Author: Woo, Timothy
Title: Family resilience and adolescent depressive symptoms in Hong Kong private school students
Degree: DSW
Year: 2018
Subject: Hong Kong Polytechnic University -- Dissertations
Depression in adolescence -- China -- Hong Kong
Adolescent psychology -- China -- Hong Kong
Families -- China -- Hong Kong
Resilience (Personality trait)
Department: Department of Applied Social Sciences
Pages: 238 pages : color illustrations
Language: English
Abstract: There is an increasing number of students in private school settings in Hong Kong who are usually from high socioeconomic status. However, little research has focused on the mental health of this specific population.
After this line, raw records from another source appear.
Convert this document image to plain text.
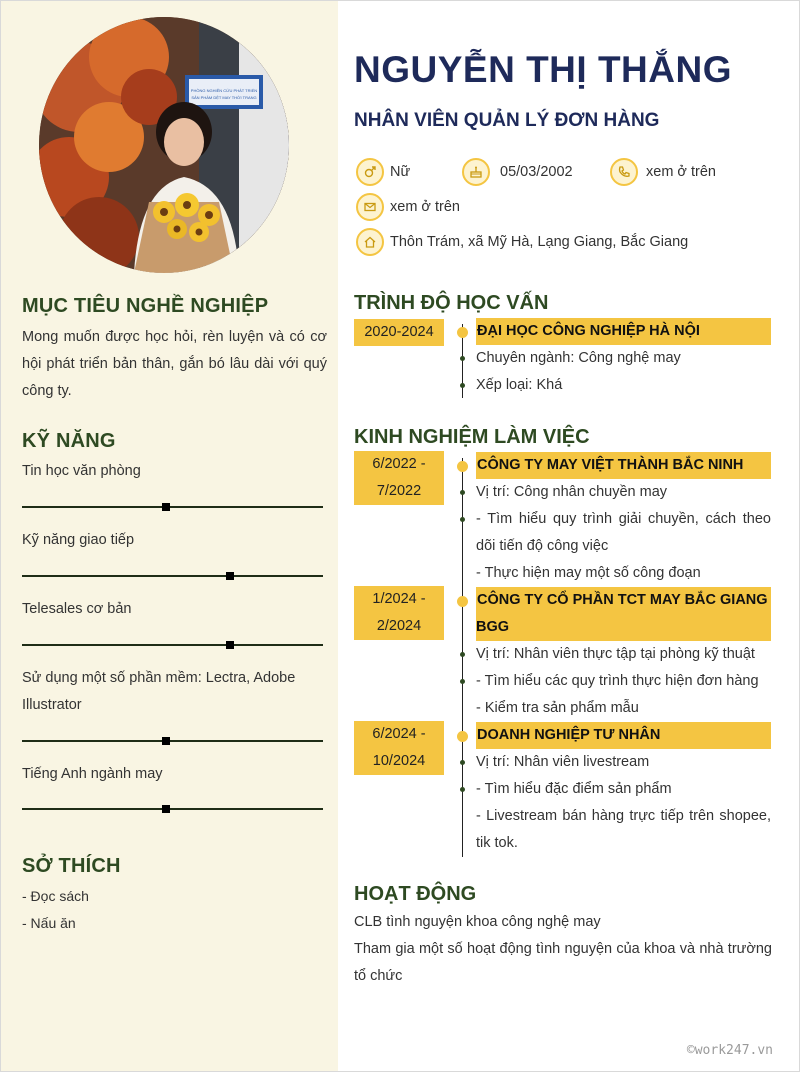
PHÒNG NGHIÊN CỨU PHÁT TRIỂN
SẢN PHẨM DỆT MAY THỜI TRANG
MỤC TIÊU NGHỀ NGHIỆP
Mong muốn được học hỏi, rèn luyện và có cơ hội phát triển bản thân, gắn bó lâu dài với quý công ty.
KỸ NĂNG
Tin học văn phòng
Kỹ năng giao tiếp
Telesales cơ bản
Sử dụng một số phần mềm: Lectra, Adobe Illustrator
Tiếng Anh ngành may
SỞ THÍCH
- Đọc sách
- Nấu ăn
NGUYỄN THỊ THẮNG
NHÂN VIÊN QUẢN LÝ ĐƠN HÀNG
Nữ	05/03/2002	xem ở trên
xem ở trên
Thôn Trám, xã Mỹ Hà, Lạng Giang, Bắc Giang
TRÌNH ĐỘ HỌC VẤN
2020-2024	ĐẠI HỌC CÔNG NGHIỆP HÀ NỘI
Chuyên ngành: Công nghệ may
Xếp loại: Khá
KINH NGHIỆM LÀM VIỆC
6/2022 - 7/2022
CÔNG TY MAY VIỆT THÀNH BẮC NINH
Vị trí: Công nhân chuyền may
- Tìm hiểu quy trình giải chuyền, cách theo dõi tiến độ công việc
- Thực hiện may một số công đoạn
1/2024 - 2/2024
CÔNG TY CỔ PHẦN TCT MAY BẮC GIANG BGG
Vị trí: Nhân viên thực tập tại phòng kỹ thuật
- Tìm hiểu các quy trình thực hiện đơn hàng
- Kiểm tra sản phẩm mẫu
6/2024 - 10/2024
DOANH NGHIỆP TƯ NHÂN
Vị trí: Nhân viên livestream
- Tìm hiểu đặc điểm sản phẩm
- Livestream bán hàng trực tiếp trên shopee, tik tok.
HOẠT ĐỘNG
CLB tình nguyện khoa công nghệ may
Tham gia một số hoạt động tình nguyện của khoa và nhà trường tổ chức
©work247.vn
Utilizing a quantitative led mixed methodology framework, the present study estimated the prevalence rate of depressive symptoms in this group of adolescents and its psychosocial correlates, particularly family resilience. A total of 224 students (male = 48%; age = 12.9 ± 1.5 years) who are currently studying in private schools in Hong Kong participated in this survey study. Students were asked to fill out the Family Resilience Assessment Scale (FRAS), the Patient Health Questionnaire (PHQ-9) and a demographics survey. A focus group of Hong Kong professionals was then facilitated thereafter to discuss the findings. Findings showed that 55% of the participants can be classified as having depressive symptoms. Regression analyses showed that psychosocial and demographic predictors to adolescent depressive symptoms included age, perceived caregiver conflict, and perceived academic achievement, and higher levels of family resilience. Within the framework of family resilience, subfactors of utilizing social and economic resources, family communication and problem solving, and the ability to make meaning of adversity, were associated significantly as predictors to adolescent depressive symptoms. The findings suggest the importance of family resilience in promoting mental health among adolescents in Private schools.